Cuando Rodrigo de Triana alertó a sus compañeros de viaje del avistamiento de tierra no sólo daba a conocer al mundo un nuevo continente, que más tarde llamaron América, sino que inauguraba, posiblemente sin sospecharlo, una nueva edad de la humanidad.

Si la caída a manos de los otomanos de Constantinopla, último reducto del que fuera poderoso imperio Bizantino, o la reconquista de Granada por los Reyes Católicos en el otro extremo del Mediterráneo, son hitos que marcan el fin de la edad media; sin duda el avistamiento de las costas de Guanahaní marca el inicio de la edad moderna. No por el simple avistamiento o descubrimiento de aquellas islas caribeñas que, por sí solo no pasaría de lo anecdótico, (hay sospechas de que ya antes habían llegado europeos a aquellas mismas costas y evidencias de la llegada de escandinavos a las costas norteamericanas, antecedentes sin huella trascendente en la historia), sino por la empresa de exploración, incorporación y civilización emprendida por España a partir de ese mismo momento, extraordinaria por su extensión y su calado.
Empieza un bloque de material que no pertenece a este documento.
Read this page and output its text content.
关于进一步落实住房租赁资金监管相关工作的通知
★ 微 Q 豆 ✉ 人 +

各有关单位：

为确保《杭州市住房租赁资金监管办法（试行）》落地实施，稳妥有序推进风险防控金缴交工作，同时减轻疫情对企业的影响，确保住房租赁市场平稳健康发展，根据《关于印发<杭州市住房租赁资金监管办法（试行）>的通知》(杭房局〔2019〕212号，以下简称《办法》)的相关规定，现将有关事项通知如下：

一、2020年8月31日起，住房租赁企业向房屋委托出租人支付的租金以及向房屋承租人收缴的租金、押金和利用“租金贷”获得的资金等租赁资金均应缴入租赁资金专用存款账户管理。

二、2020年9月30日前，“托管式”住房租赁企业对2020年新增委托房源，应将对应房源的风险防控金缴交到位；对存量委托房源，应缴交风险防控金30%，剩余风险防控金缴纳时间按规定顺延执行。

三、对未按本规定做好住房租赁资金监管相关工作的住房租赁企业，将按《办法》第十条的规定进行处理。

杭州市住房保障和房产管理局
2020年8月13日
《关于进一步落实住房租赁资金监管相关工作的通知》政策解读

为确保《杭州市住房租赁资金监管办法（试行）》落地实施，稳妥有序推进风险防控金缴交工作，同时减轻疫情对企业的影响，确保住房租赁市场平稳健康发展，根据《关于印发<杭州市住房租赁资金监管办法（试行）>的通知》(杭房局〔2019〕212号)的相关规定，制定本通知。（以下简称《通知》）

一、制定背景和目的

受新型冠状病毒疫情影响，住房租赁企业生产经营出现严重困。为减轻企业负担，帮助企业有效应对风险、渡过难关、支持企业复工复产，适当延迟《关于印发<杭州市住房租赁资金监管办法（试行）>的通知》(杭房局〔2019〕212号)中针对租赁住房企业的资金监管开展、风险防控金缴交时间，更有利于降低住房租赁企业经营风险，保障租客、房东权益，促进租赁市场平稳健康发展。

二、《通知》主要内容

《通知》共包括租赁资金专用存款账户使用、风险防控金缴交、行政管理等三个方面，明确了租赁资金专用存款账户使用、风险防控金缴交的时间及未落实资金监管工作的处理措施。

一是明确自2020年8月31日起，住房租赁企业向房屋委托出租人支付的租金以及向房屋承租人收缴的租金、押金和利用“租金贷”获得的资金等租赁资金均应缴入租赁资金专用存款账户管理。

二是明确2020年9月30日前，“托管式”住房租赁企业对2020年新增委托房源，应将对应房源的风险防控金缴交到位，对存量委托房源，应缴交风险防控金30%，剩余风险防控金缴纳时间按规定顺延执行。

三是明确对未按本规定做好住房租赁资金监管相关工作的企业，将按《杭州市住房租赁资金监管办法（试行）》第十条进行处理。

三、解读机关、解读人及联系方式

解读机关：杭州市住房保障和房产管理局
Una empresa que sellaría el destino histórico de España en los tres siglos siguientes y que marcaría indeleblemente el destino del nuevo continente y, por extensión, el del resto de la humanidad.

No es exagerado decir que aquella empresa condicionó definitivamente el devenir del género humano hasta el punto de que no es pretencioso afirmar que la historia de la humanidad es incomprensible si se omite aquella gesta española.

Una gesta que empequeñece la del mismo descubrimiento, por sí solo una proeza extraordinaria que abría inexplorados caminos marítimos a tres continentes. Hazaña completada pocos años más tarde (1522) con la primera circunnavegación de la Tierra realizada por la expedición de Magallanes – Elcano y que irrevocablemente unía a toda la humanidad por las rutas oceánicas abiertas por marinos y naves españolas. Antes, en 1513, Núñez de Balboa descubría el océano Pacífico.

Una gesta de exploración, incorporación y civilización que asombra con solo considerar su extensión.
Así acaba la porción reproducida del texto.